August 17

1786, 1987, 1887, 1930, 1932


Amber pages



"Davy" Crockett, frontiersman, born today in 1786. Another of those people whose name has been in my head since I was a boy - probably there was some TV western that included him - but about whom I know absolutely nothing, except that image of him wearing a racoon-skin cap. And I don't like having somebody inhabiting my head in that manner, so he is ambered here

Whereas I am only too happy to have this particular mini-monster removed from my head altogether, by tow-truck if necessary, and am therefore declaring the lights to be stuck on amber in his case for eternity. Not long enough for you, Walter Richard Rudolf Hess, the last Nazi held in Spandau Prison; but left today, in 1987. I wonder if they cremated him.
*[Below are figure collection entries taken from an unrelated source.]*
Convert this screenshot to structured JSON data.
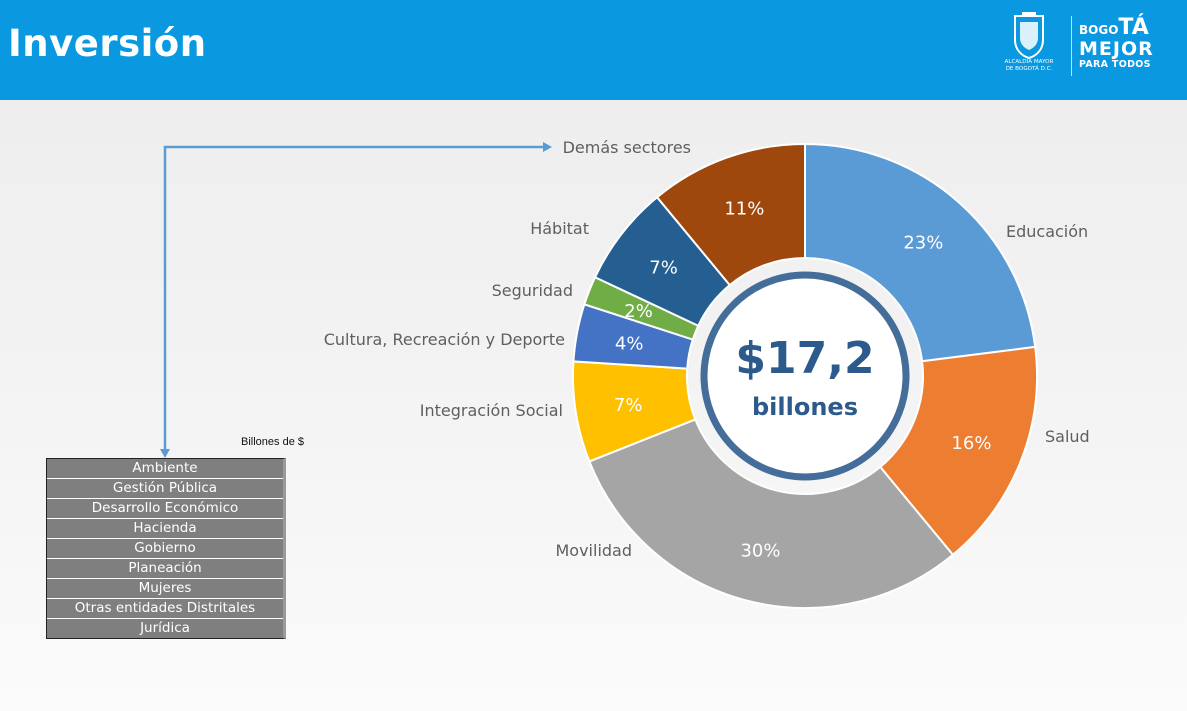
{
  "header": {
    "title": "Inversión",
    "logo_crest_text": [
      "ALCALDÍA MAYOR",
      "DE BOGOTÁ D.C."
    ],
    "logo_brand": {
      "prefix": "BOGO",
      "accent": "TÁ",
      "line2": "MEJOR",
      "line3": "PARA TODOS"
    },
    "color": "#0a98e0"
  },
  "chart_data": {
    "type": "pie",
    "donut": true,
    "center_value": "$17,2",
    "center_unit": "billones",
    "categories": [
      "Educación",
      "Salud",
      "Movilidad",
      "Integración Social",
      "Cultura, Recreación y Deporte",
      "Seguridad",
      "Hábitat",
      "Demás sectores"
    ],
    "values": [
      23,
      16,
      30,
      7,
      4,
      2,
      7,
      11
    ],
    "value_labels": [
      "23%",
      "16%",
      "30%",
      "7%",
      "4%",
      "2%",
      "7%",
      "11%"
    ],
    "colors": [
      "#5b9bd5",
      "#ed7d31",
      "#a5a5a5",
      "#ffc000",
      "#4472c4",
      "#70ad47",
      "#255e91",
      "#9e480e"
    ]
  },
  "others_table": {
    "units_label": "Billones de $",
    "rows": [
      "Ambiente",
      "Gestión Pública",
      "Desarrollo Económico",
      "Hacienda",
      "Gobierno",
      "Planeación",
      "Mujeres",
      "Otras entidades Distritales",
      "Jurídica"
    ]
  }
}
After which, three very different residents of my head, and all welcome to bring sleeping-bags and pizza and stay as guests for as long as they do their own laundry:



The first is Marcus Garvey, born today in 1887, generally biographed as "black nationalist leader", though something rather more generous might bother to mention his founding of the UNIA (Universal Negro Improvement Association) in Jamaica in 1912, and his editorship of the newspaper "Negro World", which was dedicated to giving Black Americans a sense of their African identity, and a pride in that African identity. He was also among the founders of the Black Nationalist Movement, in New York, in 1919, and then of the Pan-African Movement (see my June 28 piece about George Padmore), though he fell out with many fellow activists over his insistence that Blacks needed to develop separately from Whites, or they would never get anywhere. Few of my fellow Jews would have disagreed with him.

Garvey was also the founding member of the "Wilfully and Systematically Destroyed by J. Edgar Hoover Club", which would later count both Malcolm X and Martin Luther King amongst its Hall of Famers - his life spied on, his business ruined, and himself first framed, then imprisoned, finally deported to his native Jamaica, for the crime of being "a negro agitator".


The second is Ted Hughes, born today in 1930, and please bring Sylvia and use the spare bedroom. Author of the single most important collection of poetry in the second half of the 20th century - no, this isn't the way to do it





Crow imagined himself as simile
but it didn't work
So he tried metaphor
and he was flying

He took D.H. Lawrence on one wing
but dropped him somewhere over Taos, New Mexico

He took Joseph Campbell on the other wing
but the sheer weight put the enterprise in danger
so he steered a path to Patagonia
and left him there
with Chatwin and Theroux and a piece of brontosaurus

I shall do this on my own, Crow determined

I shall find my own way

And off he flew into the blackness


There, spontaneous tribute, form harmonised with content harmonised with language, as it always should be. A much longer essay on Hughes' "Crow" will be published soon; Sylvia Plath can be found in Private Collection, by clicking here.


And then there is V.S. Naipaul, "Vidi" to his friends, born today in 1932, a fine novelist, or so many people whom I respect greatly tell me, though it was never for his novels that I read, and then re-read him. "India, A Wounded Civilisation", and "The Enigma of Arrival", which pretends to be a novel but is really auto-biography, and then explains itself: "An autobiography can distort, facts can be realigned. But fiction never lies. It reveals the writer totally." Which is why I never read him for his novels, even when I read those novels. Commercial writers create plot and character in order to tell stories, and if there are deeper issues, they are generally appendages, because you have to write about something. But great authors explore themes, and if you are going to use fiction to articulate the deepest corners of those themes, then you need the appendages of plot and character, because you have to set it somewhere, and with someone. So, too, Proust in his great novel, Lawrence in "Sons and Lovers", Dickens in "David Copperfield". And then there are the books that I believe are even greater than the novels, the ones in which he set aside appendages and simply went for theme, of which "India, A Wounded Civilisation", the middle section of his Indian trilogy, stands out for me as one of the major contributions to the question of identity in a global world, a multi-cultural world, a post-imperial world, yet written.